Inhibidores directos de trombina (DTI)

**Dabigatrán** es el inhibidor directo de trombina oral más utilizado. Su mecanismo de acción implica la unión directa y reversible al sitio activo de la trombina (Factor IIa), evitando así que la trombina convierta el fibrinógeno en fibrina y active otros factores de coagulación. A diferencia de las heparinas, el dabigatrán no requiere antitrombina para su efecto anticoagulante. Se administra por vía oral como un profármaco que se convierte a su forma activa.
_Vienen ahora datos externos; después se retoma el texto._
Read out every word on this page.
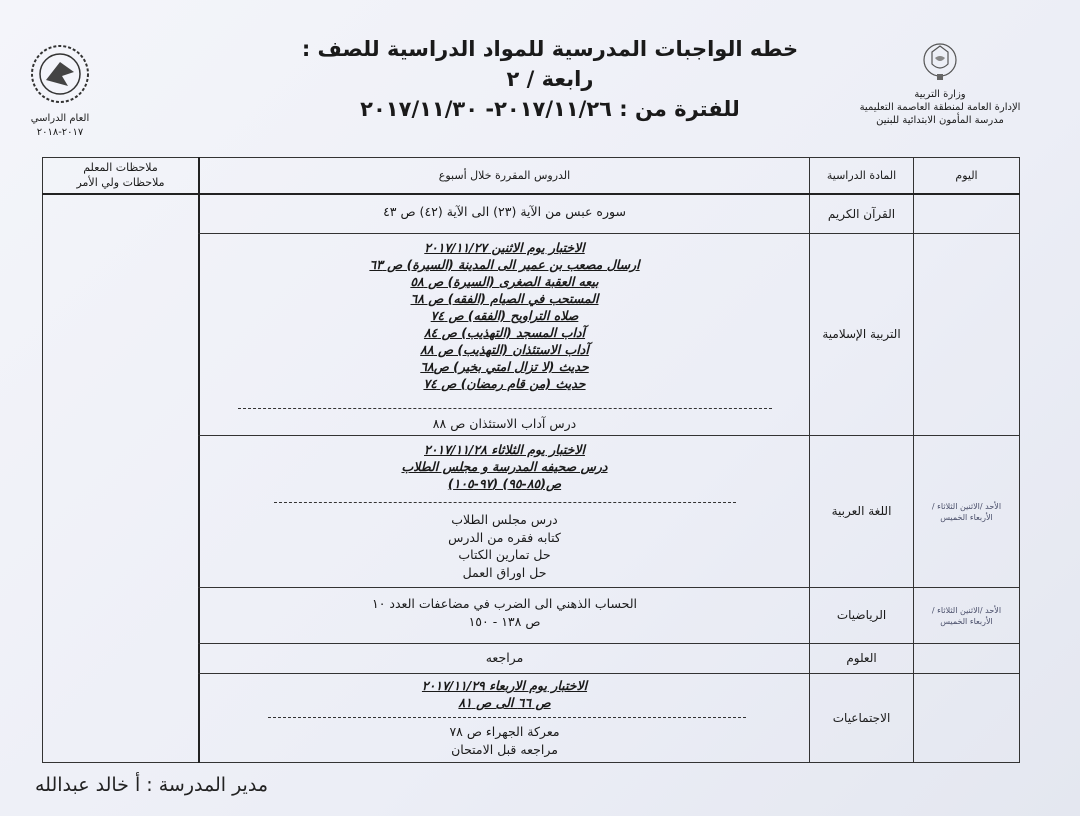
وزارة التربية
الإدارة العامة لمنطقة العاصمة التعليمية
مدرسة المأمون الابتدائية للبنين
خطه الواجبات المدرسية للمواد الدراسية للصف :
رابعة / ٢
للفترة من : ٢٠١٧/١١/٢٦- ٢٠١٧/١١/٣٠
العام الدراسي
٢٠١٧-٢٠١٨
اليوم
المادة الدراسية
الدروس المقررة خلال أسبوع
ملاحظات المعلم
ملاحظات ولي الأمر
القرآن الكريم
سوره عبس من الآية (٢٣) الى الآية (٤٢) ص ٤٣
التربية الإسلامية
الاختبار يوم الاثنين ٢٠١٧/١١/٢٧
ارسال مصعب بن عمير الى المدينة (السيرة) ص ٦٣
بيعه العقبة الصغرى (السيرة) ص ٥٨
المستحب في الصيام (الفقه) ص ٦٨
صلاه التراويح (الفقه) ص ٧٤
آداب المسجد (التهذيب) ص ٨٤
آداب الاستئذان (التهذيب) ص ٨٨
حديث (لا تزال امتي بخير) ص٦٨
حديث (من قام رمضان) ص ٧٤
درس آداب الاستئذان ص ٨٨
الأحد /الاثنين الثلاثاء /الأربعاء الخميس
اللغة العربية
الاختبار يوم الثلاثاء ٢٠١٧/١١/٢٨
درس صحيفه المدرسة و مجلس الطلاب
ص(٨٥-٩٥) (٩٧-١٠٥)
درس مجلس الطلاب
كتابه فقره من الدرس
حل تمارين الكتاب
حل اوراق العمل
الأحد /الاثنين الثلاثاء /الأربعاء الخميس
الرياضيات
الحساب الذهني الى الضرب في مضاعفات العدد ١٠
ص ١٣٨ - ١٥٠
العلوم
مراجعه
الاجتماعيات
الاختبار يوم الاربعاء ٢٠١٧/١١/٢٩
ص ٦٦ الى ص ٨١
معركة الجهراء ص ٧٨
مراجعه قبل الامتحان
مدير المدرسة : أ خالد عبدالله
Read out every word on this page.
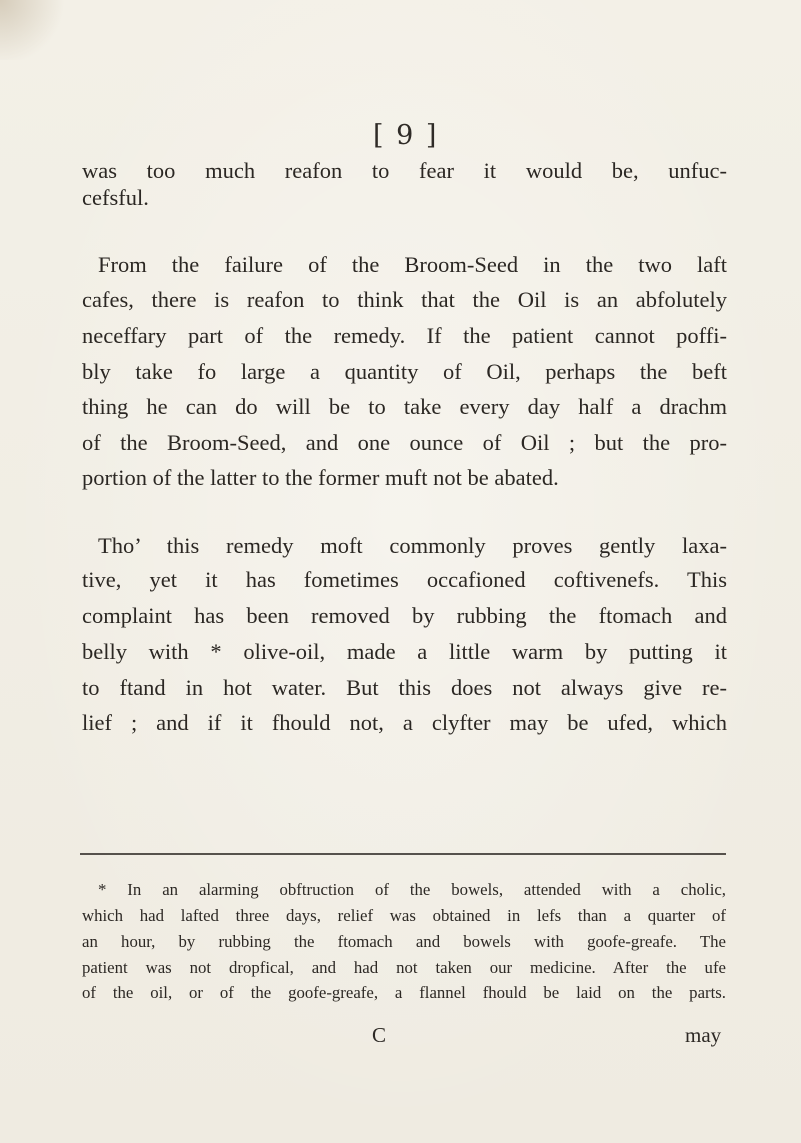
[ 9 ]
was too much reafon to fear it would be, unfuc-
cefsful.
From the failure of the Broom-Seed in the two laft
cafes, there is reafon to think that the Oil is an abfolutely
neceffary part of the remedy. If the patient cannot poffi-
bly take fo large a quantity of Oil, perhaps the beft
thing he can do will be to take every day half a drachm
of the Broom-Seed, and one ounce of Oil ; but the pro-
portion of the latter to the former muft not be abated.
Tho’ this remedy moft commonly proves gently laxa-
tive, yet it has fometimes occafioned coftivenefs. This
complaint has been removed by rubbing the ftomach and
belly with * olive-oil, made a little warm by putting it
to ftand in hot water. But this does not always give re-
lief ; and if it fhould not, a clyfter may be ufed, which
* In an alarming obftruction of the bowels, attended with a cholic,
which had lafted three days, relief was obtained in lefs than a quarter of
an hour, by rubbing the ftomach and bowels with goofe-greafe. The
patient was not dropfical, and had not taken our medicine. After the ufe
of the oil, or of the goofe-greafe, a flannel fhould be laid on the parts.
C	may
Inhibidores directos del factor Xa

Esta clase incluye **rivaroxaban, apixaban, edoxaban** y **betrixaban**. Estos agentes inhiben directa y reversiblemente el factor Xa, una enzima crucial en la cascada de la coagulación responsable de convertir la protrombina en trombina. Al inhibir el factor Xa, estos fármacos previenen eficazmente la generación de trombina, reduciendo así la formación de fibrina y el desarrollo de coágulos. Los inhibidores directos del factor Xa se administran por vía oral y se han convertido en las opciones preferidas para diversas indicaciones debido a sus perfiles favorables de eficacia y seguridad.

Conclusión

El panorama de la terapia anticoagulante ha evolucionado significativamente, ofreciendo una amplia gama de agentes para prevenir y tratar los trastornos trombóticos. Desde los antagonistas de la vitamina K de larga data y diversas formas de heparinas hasta los anticoagulantes orales directos desarrollados más recientemente, cada clase posee propiedades farmacológicas y mecanismos de acción distintos. La elección del anticoagulante depende de numerosos factores, incluida la indicación clínica específica, las comorbilidades del paciente, las posibles interacciones farmacológicas y el riesgo de hemorragia. Es imperativo reiterar que esta discusión académica tiene fines meramente informativos y no constituye consejo médico. Las decisiones clínicas relativas a la terapia anticoagulante siempre deben ser tomadas por profesionales sanitarios cualificados basándose en una evaluación exhaustiva de las necesidades y circunstancias individuales del paciente.